Bridging Semantic Logic Gaps: A Cognition Inspired Multimodal Boundary Preserving Network for Image Manipulation Localization

TL;DR

This work addresses the limited semantic understanding in image manipulation localization (IML) by introducing CMB-Net, which fuses image features with LLM-generated textual prompts. The architecture includes ITCAM to suppress LLM hallucinations, ITIM to enable fine-grained cross-modal interactions, and RED, based on invertible neural networks, to preserve boundary information. The model is trained with an overall loss $L_{all}$ that combines multi-level mask and boundary supervision, and achieves state-of-the-art results on multiple benchmarks, including out-of-domain datasets, demonstrating strong generalization. By bridging semantic gaps and preserving boundaries, CMB-Net offers robust manipulation localization in complex scenes and practical deployment potential; the authors also provide code at the project URL.

Abstract

The existing image manipulation localization (IML) models mainly relies on visual cues, but ignores the semantic logical relationships between content features. In fact, the content semantics conveyed by real images often conform to human cognitive laws. However, image manipulation technology usually destroys the internal relationship between content features, thus leaving semantic clues for IML. In this paper, we propose a cognition inspired multimodal boundary preserving network (CMB-Net). Specifically, CMB-Net utilizes large language models (LLMs) to analyze manipulated regions within images and generate prompt-based textual information to compensate for the lack of semantic relationships in the visual information.
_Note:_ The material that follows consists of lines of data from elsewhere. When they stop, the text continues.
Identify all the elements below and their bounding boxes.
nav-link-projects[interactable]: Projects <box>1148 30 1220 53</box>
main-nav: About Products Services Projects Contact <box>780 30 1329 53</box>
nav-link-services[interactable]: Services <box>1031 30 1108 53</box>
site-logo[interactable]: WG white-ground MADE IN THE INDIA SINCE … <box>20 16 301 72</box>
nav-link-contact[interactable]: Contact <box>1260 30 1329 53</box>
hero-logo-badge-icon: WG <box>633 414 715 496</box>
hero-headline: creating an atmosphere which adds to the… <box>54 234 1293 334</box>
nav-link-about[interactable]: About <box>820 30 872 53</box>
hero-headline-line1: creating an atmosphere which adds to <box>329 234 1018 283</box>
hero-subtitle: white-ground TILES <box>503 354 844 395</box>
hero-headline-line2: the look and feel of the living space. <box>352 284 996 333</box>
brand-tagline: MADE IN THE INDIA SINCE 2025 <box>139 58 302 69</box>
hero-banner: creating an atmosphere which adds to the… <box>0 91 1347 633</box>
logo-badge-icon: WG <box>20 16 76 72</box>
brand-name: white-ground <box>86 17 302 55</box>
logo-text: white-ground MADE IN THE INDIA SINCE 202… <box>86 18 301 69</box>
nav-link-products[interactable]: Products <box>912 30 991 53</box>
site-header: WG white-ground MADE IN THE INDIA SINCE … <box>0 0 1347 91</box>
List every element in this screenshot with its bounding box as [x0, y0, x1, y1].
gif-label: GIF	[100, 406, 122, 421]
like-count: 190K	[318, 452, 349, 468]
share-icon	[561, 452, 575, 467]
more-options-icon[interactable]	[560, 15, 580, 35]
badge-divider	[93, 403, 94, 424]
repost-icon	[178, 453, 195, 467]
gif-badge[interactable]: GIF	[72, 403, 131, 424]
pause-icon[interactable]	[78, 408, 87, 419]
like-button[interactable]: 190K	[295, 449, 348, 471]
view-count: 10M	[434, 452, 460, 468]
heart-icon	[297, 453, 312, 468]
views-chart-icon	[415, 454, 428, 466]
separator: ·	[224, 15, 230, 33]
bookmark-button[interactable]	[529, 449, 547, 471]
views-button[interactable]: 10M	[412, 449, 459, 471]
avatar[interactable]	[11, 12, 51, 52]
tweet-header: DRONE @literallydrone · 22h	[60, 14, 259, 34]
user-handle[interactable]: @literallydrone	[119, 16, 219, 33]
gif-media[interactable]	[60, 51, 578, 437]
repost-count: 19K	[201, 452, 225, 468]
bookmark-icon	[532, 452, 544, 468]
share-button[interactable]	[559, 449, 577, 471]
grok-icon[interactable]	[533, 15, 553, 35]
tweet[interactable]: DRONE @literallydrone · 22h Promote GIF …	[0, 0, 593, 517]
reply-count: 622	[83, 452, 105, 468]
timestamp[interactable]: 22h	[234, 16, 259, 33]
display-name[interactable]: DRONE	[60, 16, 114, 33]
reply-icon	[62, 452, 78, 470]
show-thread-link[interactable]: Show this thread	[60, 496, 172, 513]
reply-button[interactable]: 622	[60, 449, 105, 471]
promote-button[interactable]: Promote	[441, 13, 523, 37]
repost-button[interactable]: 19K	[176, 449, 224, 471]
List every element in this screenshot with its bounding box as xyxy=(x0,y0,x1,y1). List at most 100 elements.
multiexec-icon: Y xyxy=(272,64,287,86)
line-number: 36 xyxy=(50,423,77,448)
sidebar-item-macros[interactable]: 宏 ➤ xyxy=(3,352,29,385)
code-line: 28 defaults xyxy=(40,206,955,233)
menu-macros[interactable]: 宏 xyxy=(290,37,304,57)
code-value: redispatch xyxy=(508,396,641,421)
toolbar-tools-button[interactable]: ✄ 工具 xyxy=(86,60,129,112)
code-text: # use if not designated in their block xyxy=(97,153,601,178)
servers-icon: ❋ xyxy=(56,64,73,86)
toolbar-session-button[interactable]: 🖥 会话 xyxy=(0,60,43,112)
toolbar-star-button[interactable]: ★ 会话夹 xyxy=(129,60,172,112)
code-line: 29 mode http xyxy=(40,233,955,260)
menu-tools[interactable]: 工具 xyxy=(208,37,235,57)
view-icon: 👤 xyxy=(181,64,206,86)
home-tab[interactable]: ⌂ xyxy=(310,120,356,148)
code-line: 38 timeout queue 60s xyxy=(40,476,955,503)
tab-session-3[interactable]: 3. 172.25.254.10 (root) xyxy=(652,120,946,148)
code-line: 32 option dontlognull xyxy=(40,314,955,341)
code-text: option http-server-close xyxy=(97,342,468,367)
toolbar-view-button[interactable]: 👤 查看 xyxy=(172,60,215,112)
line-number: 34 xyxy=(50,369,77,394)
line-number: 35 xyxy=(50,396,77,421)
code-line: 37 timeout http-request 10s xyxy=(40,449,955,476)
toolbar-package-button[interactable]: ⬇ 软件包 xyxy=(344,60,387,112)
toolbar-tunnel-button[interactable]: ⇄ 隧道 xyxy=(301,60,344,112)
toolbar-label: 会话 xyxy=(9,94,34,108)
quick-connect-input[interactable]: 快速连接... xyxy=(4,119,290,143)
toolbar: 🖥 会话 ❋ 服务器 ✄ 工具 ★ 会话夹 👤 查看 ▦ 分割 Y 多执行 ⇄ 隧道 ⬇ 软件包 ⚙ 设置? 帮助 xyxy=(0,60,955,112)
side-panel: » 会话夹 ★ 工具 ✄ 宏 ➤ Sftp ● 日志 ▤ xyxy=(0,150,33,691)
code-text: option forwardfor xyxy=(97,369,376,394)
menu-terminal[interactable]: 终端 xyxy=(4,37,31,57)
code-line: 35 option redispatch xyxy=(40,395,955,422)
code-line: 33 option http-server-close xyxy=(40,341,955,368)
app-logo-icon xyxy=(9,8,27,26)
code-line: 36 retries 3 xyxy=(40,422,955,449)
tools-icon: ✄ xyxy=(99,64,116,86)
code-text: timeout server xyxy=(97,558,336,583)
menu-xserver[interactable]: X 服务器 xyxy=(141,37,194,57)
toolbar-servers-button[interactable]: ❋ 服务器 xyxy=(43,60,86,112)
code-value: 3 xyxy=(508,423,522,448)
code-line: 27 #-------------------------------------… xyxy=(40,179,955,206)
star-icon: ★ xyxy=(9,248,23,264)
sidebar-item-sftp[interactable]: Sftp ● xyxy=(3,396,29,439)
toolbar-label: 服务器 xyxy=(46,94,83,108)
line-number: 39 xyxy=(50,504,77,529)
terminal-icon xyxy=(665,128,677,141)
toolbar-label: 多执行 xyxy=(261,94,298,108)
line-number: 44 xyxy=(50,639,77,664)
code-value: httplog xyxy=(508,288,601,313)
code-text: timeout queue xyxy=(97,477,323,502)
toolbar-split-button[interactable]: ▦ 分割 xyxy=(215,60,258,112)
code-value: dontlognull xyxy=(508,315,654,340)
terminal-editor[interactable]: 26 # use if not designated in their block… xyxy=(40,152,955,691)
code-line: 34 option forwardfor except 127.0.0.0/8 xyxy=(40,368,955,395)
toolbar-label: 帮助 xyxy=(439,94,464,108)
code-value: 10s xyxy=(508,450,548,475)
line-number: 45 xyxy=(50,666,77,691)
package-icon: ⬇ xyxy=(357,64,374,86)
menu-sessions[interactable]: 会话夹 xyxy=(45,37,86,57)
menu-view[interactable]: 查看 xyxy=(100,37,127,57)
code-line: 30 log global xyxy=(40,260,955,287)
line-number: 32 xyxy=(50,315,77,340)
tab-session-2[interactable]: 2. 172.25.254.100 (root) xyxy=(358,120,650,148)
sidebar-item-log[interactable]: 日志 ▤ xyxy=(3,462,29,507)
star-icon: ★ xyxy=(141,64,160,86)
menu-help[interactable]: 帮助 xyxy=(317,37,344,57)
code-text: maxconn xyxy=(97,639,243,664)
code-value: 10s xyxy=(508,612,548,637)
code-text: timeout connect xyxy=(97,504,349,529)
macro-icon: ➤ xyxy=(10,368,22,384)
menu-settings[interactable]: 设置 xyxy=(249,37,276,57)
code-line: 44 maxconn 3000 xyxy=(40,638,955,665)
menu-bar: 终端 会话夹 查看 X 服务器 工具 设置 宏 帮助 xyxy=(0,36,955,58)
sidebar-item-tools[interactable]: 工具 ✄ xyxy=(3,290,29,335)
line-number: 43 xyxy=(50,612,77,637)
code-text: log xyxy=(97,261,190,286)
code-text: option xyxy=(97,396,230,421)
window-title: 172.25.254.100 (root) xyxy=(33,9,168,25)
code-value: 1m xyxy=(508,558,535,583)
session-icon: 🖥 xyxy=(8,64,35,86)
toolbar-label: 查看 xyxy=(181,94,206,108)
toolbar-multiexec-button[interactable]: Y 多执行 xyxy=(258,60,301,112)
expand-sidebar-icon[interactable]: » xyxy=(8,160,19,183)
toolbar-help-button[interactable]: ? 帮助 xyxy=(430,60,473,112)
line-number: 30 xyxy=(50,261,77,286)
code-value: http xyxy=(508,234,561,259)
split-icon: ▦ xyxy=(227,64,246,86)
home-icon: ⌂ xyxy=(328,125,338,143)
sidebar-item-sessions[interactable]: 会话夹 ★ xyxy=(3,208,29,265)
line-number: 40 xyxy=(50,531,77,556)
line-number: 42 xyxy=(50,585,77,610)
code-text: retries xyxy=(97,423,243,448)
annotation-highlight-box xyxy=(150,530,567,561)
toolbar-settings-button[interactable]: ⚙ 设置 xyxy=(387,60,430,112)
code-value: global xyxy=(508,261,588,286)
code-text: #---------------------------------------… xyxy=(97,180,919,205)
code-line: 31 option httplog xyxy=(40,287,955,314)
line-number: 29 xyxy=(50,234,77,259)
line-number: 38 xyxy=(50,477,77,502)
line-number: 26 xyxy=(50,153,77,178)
Considering that the erroneous texts induced by hallucination from LLMs will damage the accuracy of IML, we propose an image-text central ambiguity module (ITCAM). It assigns weights to the text features by quantifying the ambiguity between text and image features, thereby ensuring the beneficial impact of textual information. We also propose an image-text interaction module (ITIM) that aligns visual and text features using a correlation matrix for fine-grained interaction. Finally, inspired by invertible neural networks, we propose a restoration edge decoder (RED) that mutually generates input and output features to preserve boundary information in manipulated regions without loss. Extensive experiments show that CMB-Net outperforms most existing IML models. Our code is available on https://github.com/vpsg-research/CMB-Net.

Figures (11)

• Figure 1: Comparison with mainstream IML methods. We use LLMs to analyze potential manipulated regions in images and generate prompt-based textual information to enhance visual features. In addition, the text features are weighted by quantifying the ambiguity of images and texts, which solves the inaccurate localization caused by the hallucination problem of LLMs.
• Figure 2: The overall architecture of CMB-Net. It uses PVTv2 wang2022pvt as the visual encoder and BERT kenton2019bert as the text encoder. Additionally, it includes three main modules: the image-text central ambiguity module (ITCAM), the image-text interaction module (ITIM), and the restoration edge decoder (RED). It is worth noting that RED consists of four decoder blocks (DB). Each DB contains two components: the edge-guided residual module (EGRM) and the edge refinement module (ERM).
• Figure 3: The text generated by LLMs is not always reliable. In (I), we present four scenarios, where (a) represents the expected answer, while (b), (c), and (d) are ambiguous or incorrect answers. Furthermore, not all image and text information is useful. For instance, we consider the red words in the answer as having a significant impact on locating the manipulated area in the image. In (II), the ITCAM workflow is shown, where the ambiguity value of the image-text pair is computed by selecting central features. This method reduces interference from redundant data and enhances the ambiguity value’s representativeness.
• Figure 4: The architecture of Image-Text Interaction Module. $\alpha(\cdot)$, $\beta(\cdot)$, $\gamma(\cdot)$, $\delta(\cdot)$, and $\theta(\cdot)$ are all 1$\times$1 convolutions
• Figure 5: The architecture of Decoder Block.